Süper Lig'de bir hayli sıkıntılı günler geçiren Trabzonspor, evinde ağırladığı lider Galatasaray'ı 2-1 mağlup ederek Rıza Çalımbay yönetiminde beyaz bir sayfa açtı

Fırtına'nın geri dönüşü

Trabzon'da kritik dönemeç... Bir tarafta 50. yılına büyük umutlarla başladıktan sonra ligde istediğini alamayan ev sahibi, diğer köşede puan sıralamasının en üst basamağındaki namağlup Galatasaray. Bordo-mavililer çıkış arıyor, sarı-kırmızılılar ise yakaladığı avantajı korumayı hedefliyor.

Ersun Yanal'dan koltuğu alan Rıza Çalımbay'ın sakatlar ve cezalı oyuncuların yokluğunda nasıl bir kadro sahaya süreceği merak konusuydu. Antalyaspor'u çalıştırırken, sahasında Aslan'dan bir puan koparan deneyimli hoca, bu mücadelede de ortayı sağlam tutmayı planlamış. Karadeniz ekibi orta sahada adam adam savunma yapacak gibi duruyor.
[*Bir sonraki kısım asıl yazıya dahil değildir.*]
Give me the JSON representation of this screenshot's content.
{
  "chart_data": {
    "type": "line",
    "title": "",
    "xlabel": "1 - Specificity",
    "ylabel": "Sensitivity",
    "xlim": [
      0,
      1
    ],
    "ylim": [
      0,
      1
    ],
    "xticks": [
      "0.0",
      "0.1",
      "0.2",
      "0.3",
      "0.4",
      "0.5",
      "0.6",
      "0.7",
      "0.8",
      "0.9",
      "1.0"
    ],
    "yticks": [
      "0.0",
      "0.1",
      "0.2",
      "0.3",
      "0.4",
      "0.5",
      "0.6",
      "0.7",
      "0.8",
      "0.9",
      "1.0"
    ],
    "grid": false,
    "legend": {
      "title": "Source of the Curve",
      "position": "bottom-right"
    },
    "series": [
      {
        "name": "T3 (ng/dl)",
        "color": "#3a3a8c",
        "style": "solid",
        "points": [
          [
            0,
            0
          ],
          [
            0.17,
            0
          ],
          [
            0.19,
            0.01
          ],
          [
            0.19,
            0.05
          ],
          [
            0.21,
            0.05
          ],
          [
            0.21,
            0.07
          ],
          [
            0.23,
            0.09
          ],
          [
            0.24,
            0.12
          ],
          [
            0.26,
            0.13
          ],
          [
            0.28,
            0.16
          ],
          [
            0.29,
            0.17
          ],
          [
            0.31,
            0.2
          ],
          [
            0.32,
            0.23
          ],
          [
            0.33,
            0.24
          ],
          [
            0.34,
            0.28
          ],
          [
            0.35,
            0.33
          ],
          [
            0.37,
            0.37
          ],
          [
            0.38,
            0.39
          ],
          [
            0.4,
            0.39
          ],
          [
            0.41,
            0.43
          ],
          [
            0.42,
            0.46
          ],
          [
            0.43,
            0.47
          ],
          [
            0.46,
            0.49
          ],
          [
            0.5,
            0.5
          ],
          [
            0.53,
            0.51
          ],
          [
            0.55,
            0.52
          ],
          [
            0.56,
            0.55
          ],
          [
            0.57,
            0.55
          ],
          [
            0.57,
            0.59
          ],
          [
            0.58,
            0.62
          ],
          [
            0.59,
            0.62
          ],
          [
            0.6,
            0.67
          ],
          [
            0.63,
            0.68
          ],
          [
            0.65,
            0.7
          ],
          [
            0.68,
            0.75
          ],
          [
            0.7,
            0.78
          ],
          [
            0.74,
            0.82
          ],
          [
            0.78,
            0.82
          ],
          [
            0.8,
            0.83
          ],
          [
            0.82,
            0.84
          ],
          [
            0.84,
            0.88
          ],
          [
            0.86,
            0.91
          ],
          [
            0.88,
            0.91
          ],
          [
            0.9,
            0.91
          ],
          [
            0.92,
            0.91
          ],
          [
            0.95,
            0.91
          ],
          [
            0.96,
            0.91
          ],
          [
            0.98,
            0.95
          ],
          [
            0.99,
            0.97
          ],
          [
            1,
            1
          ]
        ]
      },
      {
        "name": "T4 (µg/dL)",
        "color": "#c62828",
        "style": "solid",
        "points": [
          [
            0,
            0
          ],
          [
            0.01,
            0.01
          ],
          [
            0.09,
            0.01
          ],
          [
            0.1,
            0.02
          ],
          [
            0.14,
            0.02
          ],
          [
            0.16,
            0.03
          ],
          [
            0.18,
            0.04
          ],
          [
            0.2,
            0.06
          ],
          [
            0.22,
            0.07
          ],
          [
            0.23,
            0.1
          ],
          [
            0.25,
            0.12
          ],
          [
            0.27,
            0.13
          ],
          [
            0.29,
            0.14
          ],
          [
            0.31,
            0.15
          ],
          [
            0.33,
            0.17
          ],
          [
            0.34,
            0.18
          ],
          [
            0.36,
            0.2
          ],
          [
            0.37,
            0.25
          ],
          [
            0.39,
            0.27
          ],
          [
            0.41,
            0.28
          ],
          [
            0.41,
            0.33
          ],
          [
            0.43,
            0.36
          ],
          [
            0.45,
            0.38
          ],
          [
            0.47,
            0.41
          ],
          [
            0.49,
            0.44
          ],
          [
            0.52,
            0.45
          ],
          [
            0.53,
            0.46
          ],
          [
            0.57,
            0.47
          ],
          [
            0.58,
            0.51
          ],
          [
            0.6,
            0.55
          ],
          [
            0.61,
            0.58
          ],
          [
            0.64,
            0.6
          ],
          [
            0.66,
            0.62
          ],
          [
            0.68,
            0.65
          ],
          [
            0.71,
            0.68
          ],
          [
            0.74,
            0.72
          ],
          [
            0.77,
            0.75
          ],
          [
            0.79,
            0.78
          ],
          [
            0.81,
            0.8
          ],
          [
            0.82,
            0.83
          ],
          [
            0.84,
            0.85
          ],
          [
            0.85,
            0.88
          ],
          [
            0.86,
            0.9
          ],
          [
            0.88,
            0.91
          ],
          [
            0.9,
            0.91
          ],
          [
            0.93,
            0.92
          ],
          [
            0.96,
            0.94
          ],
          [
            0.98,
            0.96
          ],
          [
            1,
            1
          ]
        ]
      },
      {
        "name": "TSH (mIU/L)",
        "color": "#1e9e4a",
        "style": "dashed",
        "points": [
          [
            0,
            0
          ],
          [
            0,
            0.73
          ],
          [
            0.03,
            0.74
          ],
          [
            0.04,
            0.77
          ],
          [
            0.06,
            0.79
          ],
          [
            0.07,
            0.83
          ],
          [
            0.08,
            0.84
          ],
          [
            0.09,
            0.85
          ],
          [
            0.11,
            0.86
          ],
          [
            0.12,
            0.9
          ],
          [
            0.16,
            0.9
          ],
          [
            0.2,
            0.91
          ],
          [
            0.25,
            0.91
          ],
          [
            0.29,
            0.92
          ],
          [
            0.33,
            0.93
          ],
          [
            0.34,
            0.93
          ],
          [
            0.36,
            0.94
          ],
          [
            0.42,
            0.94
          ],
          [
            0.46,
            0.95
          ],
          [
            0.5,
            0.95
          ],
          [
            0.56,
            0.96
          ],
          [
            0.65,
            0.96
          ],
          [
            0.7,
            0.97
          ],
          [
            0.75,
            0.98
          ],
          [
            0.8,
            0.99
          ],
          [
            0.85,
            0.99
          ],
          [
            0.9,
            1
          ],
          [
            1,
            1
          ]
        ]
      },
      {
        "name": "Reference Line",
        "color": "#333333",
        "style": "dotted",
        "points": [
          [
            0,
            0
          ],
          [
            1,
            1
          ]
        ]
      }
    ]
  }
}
Çimlerdeki 11, sanki "Önce durdurayım, sonra vurayım" düşüncesinin ürünü. Evdeki hesap çarşıya uyacak mı, bekleyip görmek lazım.

Geçen hafta taraftarının önünde vasat bir derbi oynayan Cimbom'da Igor Tudor karşılaşmaya dörtlü savunmayla başlıyor. Formsuz Latovlevici'nin yerine Linnes sol bekte yerini almış. Hırvat teknik direktör Maicon'un partneri olarak Denayer'in seçmiş, Serdar'ı kulübeye çekmiş. Cezalı Belhanda'nın yokluğunda Selçuk formayı kapmış. Sanki onun performansı karşılaşmanın gidişatını belirleyecek.

Deplasman ekibi acaba orta sahada üstünlüğü eline alabilecek mi derken ilk düdük çalıyordu. Cumhuriyet Bayramı'nın coşkusu tribünlere yansımıştı. Dakikalar henüz 3'ü gösterirken, Trabzonspor kornerden nerdeyse öne geçiyordu. 24'te yine bir kornerde Okay çerçeveyi bulamıyordu. Taç dahil her duran top Galatasaray kalesinde tehlike yaratıyordu. Son dakikada Olcay ile Feghouli doğrudan atılmıştı. Hakem Halis Özkahya günün kahramanı olmayı başarmıştı. Bu pozisyon televizyon programlarında en az maç kadar konuşulacaktı...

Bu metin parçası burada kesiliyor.